The Universities and College Union says both Lancaster and the University of Central Lancashire refused to release the minutes of meetings where their vice-chancellors’ pay rises were decided, according to a report into senior academic pay.

The revelations are part of a UK-wide report into senior academic pay by the lecturers union.

The union contacted universities asking to see the minutes of the remuneration committee - a small sub-group tasked with setting senior pay. Most refused to refused the request.

According to details released earlier this year, last year professor Mark Smith, vice-chancellor of the University of Lancaster, saw his pay rise by 13.8 per cent to £239,000 a year.

The University of Central Lancashire however,cut the pay of its vice-chancellor Professor Gerry Kelleher by 2.9 per cent although he still enjoyed a handsome salary of £233,000.

However, the universities said the data was incorrect because it reflected cross-over salaries.

UCU regional official, Martyn Moss, said: “Millions of pounds of public money are spent on vice-chancellors’ salaries, yet their pay rise is decided behind closed doors with no accountability.

The time has come for the lid to be lifted on the murky world of remuneration committees and senior pay in our universities.
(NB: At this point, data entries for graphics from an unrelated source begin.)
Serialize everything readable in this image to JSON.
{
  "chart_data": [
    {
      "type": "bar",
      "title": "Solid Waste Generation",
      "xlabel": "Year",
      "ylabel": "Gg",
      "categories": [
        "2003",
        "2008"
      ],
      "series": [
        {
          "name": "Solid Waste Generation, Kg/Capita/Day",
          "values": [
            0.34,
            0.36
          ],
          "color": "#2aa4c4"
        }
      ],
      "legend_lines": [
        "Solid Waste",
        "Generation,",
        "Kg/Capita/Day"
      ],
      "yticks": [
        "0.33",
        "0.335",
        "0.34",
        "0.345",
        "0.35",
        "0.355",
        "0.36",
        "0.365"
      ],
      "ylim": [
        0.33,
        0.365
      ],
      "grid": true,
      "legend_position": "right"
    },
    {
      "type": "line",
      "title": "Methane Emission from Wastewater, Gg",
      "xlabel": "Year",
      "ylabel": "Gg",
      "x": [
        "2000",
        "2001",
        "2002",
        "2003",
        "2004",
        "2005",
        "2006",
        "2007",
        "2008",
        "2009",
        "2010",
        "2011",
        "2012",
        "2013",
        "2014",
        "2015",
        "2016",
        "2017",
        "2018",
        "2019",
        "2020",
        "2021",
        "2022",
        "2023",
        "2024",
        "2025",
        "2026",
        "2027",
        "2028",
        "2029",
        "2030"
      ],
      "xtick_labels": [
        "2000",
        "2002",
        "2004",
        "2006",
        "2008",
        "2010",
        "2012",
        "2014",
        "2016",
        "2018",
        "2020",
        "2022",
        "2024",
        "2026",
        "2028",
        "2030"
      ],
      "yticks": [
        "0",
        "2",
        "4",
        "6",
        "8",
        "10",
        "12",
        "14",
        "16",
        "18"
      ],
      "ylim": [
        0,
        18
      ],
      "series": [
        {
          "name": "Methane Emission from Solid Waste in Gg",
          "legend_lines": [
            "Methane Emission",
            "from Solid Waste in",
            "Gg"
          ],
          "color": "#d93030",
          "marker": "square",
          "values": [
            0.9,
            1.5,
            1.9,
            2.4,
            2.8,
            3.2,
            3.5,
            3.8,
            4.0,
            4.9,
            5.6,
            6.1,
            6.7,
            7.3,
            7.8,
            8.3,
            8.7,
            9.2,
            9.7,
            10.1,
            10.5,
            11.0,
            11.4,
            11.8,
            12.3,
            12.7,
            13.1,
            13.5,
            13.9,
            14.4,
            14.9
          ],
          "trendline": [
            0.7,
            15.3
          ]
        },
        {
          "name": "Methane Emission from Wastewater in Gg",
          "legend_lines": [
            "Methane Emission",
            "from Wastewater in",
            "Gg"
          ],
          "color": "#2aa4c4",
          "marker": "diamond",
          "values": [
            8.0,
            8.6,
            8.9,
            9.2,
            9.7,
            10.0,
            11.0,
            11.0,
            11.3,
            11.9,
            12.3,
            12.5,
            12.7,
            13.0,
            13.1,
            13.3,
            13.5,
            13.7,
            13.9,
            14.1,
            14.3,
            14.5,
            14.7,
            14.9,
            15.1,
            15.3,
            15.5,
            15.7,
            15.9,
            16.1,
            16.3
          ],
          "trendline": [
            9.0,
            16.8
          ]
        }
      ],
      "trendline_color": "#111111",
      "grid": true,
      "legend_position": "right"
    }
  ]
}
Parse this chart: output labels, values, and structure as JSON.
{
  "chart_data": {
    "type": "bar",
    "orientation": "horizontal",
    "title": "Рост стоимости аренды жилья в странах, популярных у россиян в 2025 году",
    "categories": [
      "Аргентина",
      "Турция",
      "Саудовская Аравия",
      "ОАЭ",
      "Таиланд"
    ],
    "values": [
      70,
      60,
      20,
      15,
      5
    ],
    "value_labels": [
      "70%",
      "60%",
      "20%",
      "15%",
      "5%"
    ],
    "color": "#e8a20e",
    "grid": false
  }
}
“Students are paying £9,000 a year to study for a degree and they, and the taxpayer, have a right to know why so much of their money is going on paying the vice-chancellor.”

A spokesman for UCLan said: “ At UCLan and throughout the UK vice-chancellors have their pay determined independently by separate remuneration committees composed of key members of the governing body.”

He added: “ At the University of Central Lancashire, one of the largest in the UK and with an annual income of nearly £200 million, the outgoing vice-chancellor Malcolm McVicar received a pay increase of one per cent in 2012/13 which is in-line with the year’s national pay settlement agreed for all staff working in higher education.

A Lancaster University spokesman said: “Due to the restricted nature of the minutes and the range of issues discussed at the meeting we were unable to release the minutes.”

She added that the actual salary of Lancaster’s current vice-chancellor increased by two per cent in the period considered. The figure does not reflect the current base salary which is well below the national average.”